Hubo futbol, peluquería, cantos, bailes, comilona y baños en el mar. La mañana se fue deshaciendo entre intercambio cultural y a las 3:00 pm- hora de ludoteca-, pusimos rumbo al “trabajo”. Algunos usaron las dos horas siguientes para hacer un campeonato de fútbol, los menos hábiles con los pies, nos quedamos ideando una estrategia para que los niños volvieran a interactuar con la ludoteca; con su infancia, ya que mucho han persistido y vuelto a sus quehaceres laborales o domésticos.

Conformamos un pequeño grupo y cada voluntario ideó un juego donde la tierra y el polvo era nuestra principal aliada. Las horas pasaron rápido y dimos la despedida al día, no sin antes habernos llevado alguna que otra sonrisa mellada.

El sol caía mientras caminábamos a la playa roja. Dicen que todo el que baja por la fractura de sus paredes queda asombrado por la inmensidad del horizonte y la tonalidad del cielo reflejado en su orilla. No pudimos evitar las fotos pertinentes, como buenos turistas, aunque a veces se nos olvide nuestra condición; luego bajamos a instalarnos entre las dunas de una playa límpida y virgen.

No sé qué sintieron mis compañeros, pero recuerdo que me descalcé y caminé dejando que mis pies se hundieran en la suave arena desértica, miré el mar de frente y dejé caer mi pesada mochila, en su caída sentí que me deshacía de mil mochilas más y entonces me dejé fondear con el horizonte.

El mar nos abrazó en un fuerte oleaje y nos recordó el kilometraje que cada uno lleva consigo. El sol fue cayendo poco a poco y nos detuvimos siguiendo de cerca su caída, el contraste de luces desde este lado del mundo. Luego, las conversaciones persistieron en una noche fría, bajo la musicalidad de una guitarra y las estrellas que tardaron en iluminar nuestro paraje.

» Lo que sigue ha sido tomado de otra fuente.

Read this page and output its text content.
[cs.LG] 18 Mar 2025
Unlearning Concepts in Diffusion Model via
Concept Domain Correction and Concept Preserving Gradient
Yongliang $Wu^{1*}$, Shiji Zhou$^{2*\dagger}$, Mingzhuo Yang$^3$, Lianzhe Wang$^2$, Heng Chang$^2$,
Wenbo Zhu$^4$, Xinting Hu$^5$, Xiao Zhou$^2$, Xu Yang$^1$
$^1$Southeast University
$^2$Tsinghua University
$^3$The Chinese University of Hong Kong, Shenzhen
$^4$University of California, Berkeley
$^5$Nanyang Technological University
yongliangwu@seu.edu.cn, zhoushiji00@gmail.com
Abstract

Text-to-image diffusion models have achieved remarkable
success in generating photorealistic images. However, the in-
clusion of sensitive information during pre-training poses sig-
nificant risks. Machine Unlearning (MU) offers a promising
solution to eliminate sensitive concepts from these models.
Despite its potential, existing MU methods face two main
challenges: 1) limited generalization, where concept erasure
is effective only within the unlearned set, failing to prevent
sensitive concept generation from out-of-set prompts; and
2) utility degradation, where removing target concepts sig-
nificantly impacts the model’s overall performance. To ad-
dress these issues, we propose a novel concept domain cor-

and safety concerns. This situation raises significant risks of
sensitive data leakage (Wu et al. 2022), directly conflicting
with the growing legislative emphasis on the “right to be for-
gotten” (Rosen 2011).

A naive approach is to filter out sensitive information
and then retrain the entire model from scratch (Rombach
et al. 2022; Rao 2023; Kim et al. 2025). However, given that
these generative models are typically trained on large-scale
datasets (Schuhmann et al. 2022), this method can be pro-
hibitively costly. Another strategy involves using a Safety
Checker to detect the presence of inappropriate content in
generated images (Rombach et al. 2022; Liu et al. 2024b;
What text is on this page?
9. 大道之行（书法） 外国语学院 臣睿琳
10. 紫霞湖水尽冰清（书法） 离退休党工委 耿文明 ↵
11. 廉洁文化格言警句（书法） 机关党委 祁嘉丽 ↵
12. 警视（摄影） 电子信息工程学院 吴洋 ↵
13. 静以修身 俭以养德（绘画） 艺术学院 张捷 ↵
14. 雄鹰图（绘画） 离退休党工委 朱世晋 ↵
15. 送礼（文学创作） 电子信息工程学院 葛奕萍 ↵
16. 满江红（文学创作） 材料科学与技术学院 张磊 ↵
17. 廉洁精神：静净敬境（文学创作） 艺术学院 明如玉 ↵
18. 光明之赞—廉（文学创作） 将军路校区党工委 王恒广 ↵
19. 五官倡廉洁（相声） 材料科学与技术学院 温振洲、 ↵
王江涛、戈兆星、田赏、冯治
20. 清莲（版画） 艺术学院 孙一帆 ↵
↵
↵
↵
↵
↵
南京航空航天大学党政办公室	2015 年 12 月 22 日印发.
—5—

Aquella noche, entre personas a las que acabas de conocer y bajo el resguardo de los sacos, nos sentimos más cerca de la tierra, más limpios en nuestra condición de hombres, y más niños en la configuración de eso que llamamos consciencia. Horas después amaneció entre el rugir silencioso de las olas… las estrellas también seguían allí.